After about 14 hours of traveling, it was a huge relief to arrive in rainy Buenos Aires. As a pleasant surprise, I was met by my worried family at the airport (my flight had been delayed more than 5 hours) and was whisked off through a beautiful part of town to our hotel. Gigantic, healthy-looking trees towered alongside the streets, bending towards each other to create what seemed like tunnels of soft, flickering forest light, and an enormous park full of trees, statues, and seemingly endless recreational trails was only a few blocks away. It was amazing!
We decided not to waste a minute of our Argentinian surroundings, and headed directly to a crowded, popular restaurant for a dinner of everything Argentinian: local wine, provoleta, and the best steak of our lives. Ridiculously delicious.
Buenos Aires, as it turned out, was our in-between stop, and suddenly we were at the airport heading to Iguazu Falls! (The falls themselves are a meeting point between Argentina, Brazil and Paraguay, but we were staying in Argentina). We arrived on a terrifyingly short runway, in what seemed like the Middle of Nowhere, Amazon Rainforest. That said, it was pouring rain. We took a taxi to our hotel and walked into the sprawling, random little town, complete with the sharpest cobblestone I have ever seen. Not surprising that no cars were driving on it. Our dinner was probably one of the weirdest buffets I’ve ever had, but nonetheless exciting. We sat outside and listened in confusion to a series of alternating sounds – first a sort of roaring, then a kind of harmonic screeching, then a deep humming sound – all extremely loud, so loud you could hardly hear yourself think. Then it dawned on us: we were in the rainforest. Those sounds were insects, the most unbelievably loud ones I have ever heard. It was wild. Lightning flashed in purple explosions through the sky, thunder boomed alongside the roar of the insects, and rain poured. Such began our time at Iguazu Falls.
The next day was rainy, grey and weirdly cold. Iguazu Falls averages about 90 degrees Fahrenheit this time of year, and it couldn’t have been more than 60! Being Alaskans, though, we obviously managed. After our initial tour of the stunning falls, curving in a semi-circle in a fashion reminiscent of cartoon films, we took a speedboat right into the heart of the falls. We screamed in mass delight as the boat swerved underneath the thundering downpour, straining our eyes to keep open to witness the waterfall directly above us. Soaking wet and shivering in the “cold”, we returned to our hotel.
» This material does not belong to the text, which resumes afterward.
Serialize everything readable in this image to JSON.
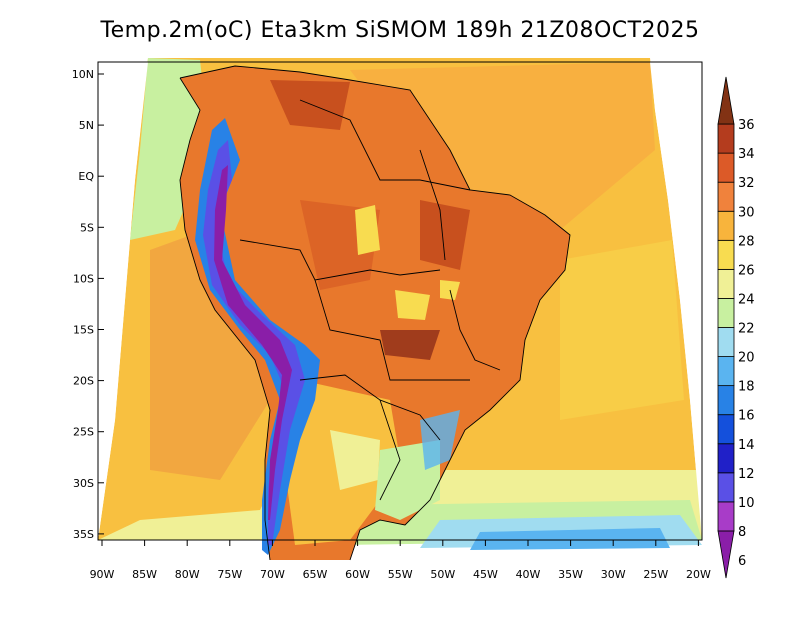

What followed was one of the most surreal things I have experienced. I was awoken the next morning by a blast of golden sunlight streaming into the room at 6 AM, and blinked the view into focus. In the distance, far outside my window, Iguazu Falls stood, spewing clouds of mist in all of its glory. Blue skies, almost unnaturally green forest, gleaming white water, surrounded by flocks of white birds that soared in majestic circles around the waterfall – it looked positively unreal. We hurried through breakfast and made our way to the top of the falls, gazing at the incredible panorama of waterfalls in every direction. Words cannot describe – we simply felt like we were in a movie, a computer-generated parallel universe of scenery so beautiful it didn’t seem possible it could actually exist.
We filled that day with activities, ecstatic with the bluebird weather. Ziplining through the rainforest, trekking through the jungle, rappelling down a small cliff. Interestingly, the Argentinian army was also spending time in that particular section of the jungle, and all our activities were accompanied by a soundtrack of distant gunshots. We were also joined by four Mexican girls, who proceeded to shriek and squeal at everything, leaping in terror at the slightest rustle of a leaf. We guessed they were somewhere near 16 or 17 – no, on the bus ride back we talked to them and discovered that they were in their mid 20s, fully educated doctors, architects, and accountants!
Since then we’ve been back in Buenos Aires, enjoying the stunning botanical gardens, the zoo, and the lovely bohemian atmosphere around Palermo. Today we had lunch at one of the most intriguing restaurants I’ve ever been to – a Peruvian-Japanese fusion restaurant called Sipan. You wouldn’t have been able to find it if you didn’t know it was there. Our lunch consisted of empanadas, sushi, seafood ceviche and something called a tacu-tacu (a pie full of rice, beans, cheese, and various exotic seafood), all of which we ordered without being exactly sure what it was. Of course, it was insanely delicious. Adventurous eating for the win!
Tomorrow, we go to Patagonia. Antarctica grows closer by the minute.